The minimal Python version fits in five lines:
from strands_robots import Robot
from strands import Agent
arm = Robot("so100") # mode="sim" by default
agent = Agent(tools=[arm])
agent("Pick up the red cube")
But what happens under the hood:
Robot("so100") returns simulation by default; mode="real" returns hardware managed by LeRobot.
DatasetRecorder uses the same parquet + MP4 format in both sim and hardware. No data conversion.
Inference can come via the GR00T container (gr00t_inference) or in-process with LerobotLocalPolicy (Hub models under lerobot/).
Requirements and useful commands
Main requirements:
Python 3.12+ on Linux or macOS (Apple Silicon supported for MuJoCo).
A Strands-compatible model provider: Amazon Bedrock, Anthropic, OpenAI, Ollama, or a local provider.
To follow the example: Strands Robots with simulation extras, LeRobot and the mesh.
Install and run the example on your laptop (sim-only path, no GPU or credentials required):
The recommended notebook is examples/lerobot/hub_to_hardware.ipynb. The default script uses a Mock policy so everything works without a checkpoint or GPU.

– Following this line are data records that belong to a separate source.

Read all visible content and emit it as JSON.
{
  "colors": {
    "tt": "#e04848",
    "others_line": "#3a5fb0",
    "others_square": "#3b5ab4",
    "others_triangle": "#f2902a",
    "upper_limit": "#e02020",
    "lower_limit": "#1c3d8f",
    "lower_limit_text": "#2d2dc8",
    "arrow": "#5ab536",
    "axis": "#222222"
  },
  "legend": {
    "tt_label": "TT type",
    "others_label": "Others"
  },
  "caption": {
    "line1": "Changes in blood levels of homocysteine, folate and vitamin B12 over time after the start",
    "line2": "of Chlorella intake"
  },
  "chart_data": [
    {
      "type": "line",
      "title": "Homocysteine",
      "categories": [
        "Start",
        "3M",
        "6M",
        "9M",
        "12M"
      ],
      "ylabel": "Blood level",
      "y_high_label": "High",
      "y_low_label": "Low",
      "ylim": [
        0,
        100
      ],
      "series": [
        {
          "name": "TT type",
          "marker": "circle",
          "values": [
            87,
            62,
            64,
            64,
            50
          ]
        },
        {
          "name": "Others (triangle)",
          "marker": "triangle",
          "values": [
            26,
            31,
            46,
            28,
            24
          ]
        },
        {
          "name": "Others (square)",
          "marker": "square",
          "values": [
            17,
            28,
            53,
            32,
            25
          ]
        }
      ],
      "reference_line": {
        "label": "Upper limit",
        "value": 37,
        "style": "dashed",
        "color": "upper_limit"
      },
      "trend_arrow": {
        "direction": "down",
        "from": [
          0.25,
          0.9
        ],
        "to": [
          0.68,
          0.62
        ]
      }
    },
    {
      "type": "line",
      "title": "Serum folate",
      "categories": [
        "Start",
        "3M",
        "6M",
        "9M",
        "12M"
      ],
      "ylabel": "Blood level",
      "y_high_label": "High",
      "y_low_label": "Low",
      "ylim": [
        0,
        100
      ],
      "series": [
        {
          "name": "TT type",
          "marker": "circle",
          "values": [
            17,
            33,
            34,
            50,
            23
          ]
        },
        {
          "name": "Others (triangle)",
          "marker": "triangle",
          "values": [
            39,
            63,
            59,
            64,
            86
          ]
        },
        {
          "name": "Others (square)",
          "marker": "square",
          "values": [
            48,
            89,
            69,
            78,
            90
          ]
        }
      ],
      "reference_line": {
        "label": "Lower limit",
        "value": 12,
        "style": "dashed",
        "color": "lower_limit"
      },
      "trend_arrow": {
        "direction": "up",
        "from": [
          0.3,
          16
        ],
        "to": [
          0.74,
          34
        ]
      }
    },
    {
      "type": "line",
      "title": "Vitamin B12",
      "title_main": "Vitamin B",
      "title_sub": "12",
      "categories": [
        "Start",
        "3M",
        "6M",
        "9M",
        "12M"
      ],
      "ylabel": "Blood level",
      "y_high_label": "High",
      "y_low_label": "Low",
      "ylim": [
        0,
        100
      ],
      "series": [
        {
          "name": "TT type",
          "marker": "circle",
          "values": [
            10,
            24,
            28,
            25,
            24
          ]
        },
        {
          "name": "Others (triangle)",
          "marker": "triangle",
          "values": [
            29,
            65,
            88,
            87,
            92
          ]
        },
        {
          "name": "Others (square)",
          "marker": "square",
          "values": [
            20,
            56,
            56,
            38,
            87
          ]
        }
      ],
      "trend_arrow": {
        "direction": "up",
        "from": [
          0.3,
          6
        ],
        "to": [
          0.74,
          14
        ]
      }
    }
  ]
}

To record on hardware use LeRobot’s utilities directly:
lerobot-calibrate --robot.type=so101_follower --robot.id=my_follower
lerobot-calibrate --robot.type=so101_leader --robot.id=my_leader
lerobot-record \
--robot.type=so101_follower --robot.id=my_follower \
--teleop.type=so101_leader --teleop.id=my_leader \
--dataset.repo_id=my_user/cube_picking \
--dataset.single_task='Pick up the red cube and place it in the box' \
--dataset.num_episodes=25 \
--dataset.push_to_hub=true
Policies, containers and local paths
GR00T: the agent can launch the container with gr00t_inference(action="lifecycle", lifecycle="full", ...), pull the checkpoint from the Hub and expose the service so simulation can consume the actions.
LerobotLocal: ideal if you prefer in-process inference. It resolves models that follow the config.json convention inside the lerobot/ organization.

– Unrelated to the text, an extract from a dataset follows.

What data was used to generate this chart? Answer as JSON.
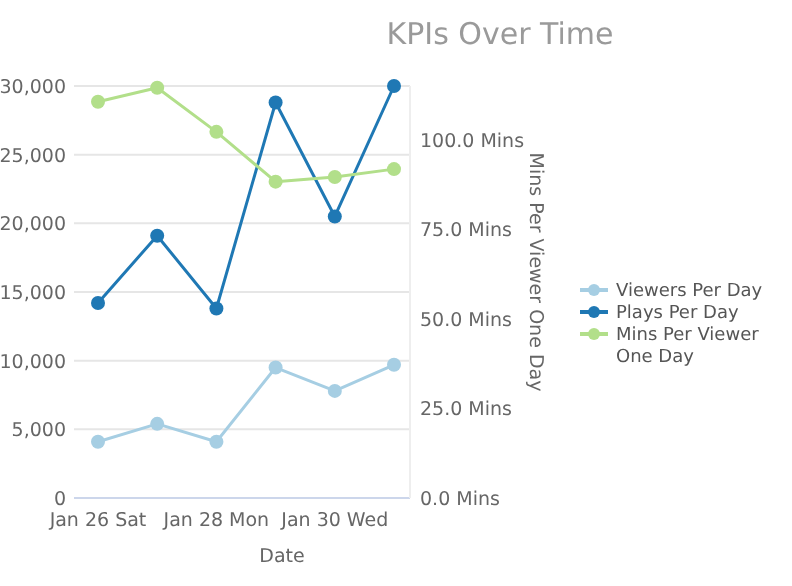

Note: LerobotLocalPolicy loads checkpoints with trust_remote_code. Define STRANDS_TRUST_REMOTE_CODE=1 and only load checkpoints from organizations you trust.
Fleet orchestration and security
The mesh uses Zenoh by default. Each Robot() and Simulation() joins the peer mesh automatically. With robot_mesh you can discover peers, send structured commands, broadcast and emit emergency stop.
By default, actions that affect physical actuators (broadcast, emergency_stop, tell, send, stop) are gated behind a human-in-the-loop (HITL) approval in the terminal. This prevents a malicious prompt from authorizing critical actions.
For deployments on untrusted networks, don’t use STRANDS_MESH_LOCAL_DEV=1. In production enable STRANDS_MESH_AUTH_MODE=mtls and consider Device Connect for more robust discovery and routing.
Best practices and security considerations
Don’t feed agents untrusted data without controls: prompt injection or malicious data can lead to unsafe orders in the physical world.
Keep human approval for sensitive physical actions. You can adjust which actions require HITL with STRANDS_MESH_HITL_ACTIONS.
On the training path: sim and hardware datasets share the same shape. That makes transfer learning easier, but validate the quality of simulated data before training policies for hardware.
Cleanup and returning to the previous state
After an example session:
To stop GR00T:
agent.tool.gr00t_inference(action="stop", port=5555)
# or use lifecycle="teardown" to remove the container
Disconnect serial ports if you used hardware.
Local datasets live under ~/.cache/huggingface/lerobot/<repo_id>; delete them if you want to free disk space. Datasets you pushed to the Hub are untouched.
Why it matters
The key design decision is not to reinvent LeRobot: Strands adds the agent and natural-language orchestration layer, while LeRobot keeps responsibility over the hardware abstraction, calibration and dataset format. The practical result: every dataset on the Hub becomes a reusable asset for agents, and the line between sim and real becomes a deployment detail instead of an architectural change.
Interested in trying it? The example runs on your laptop without hardware, GPU or Hub credentials, and you can move to hardware by changing mode to real and pointing at your calibrated devices.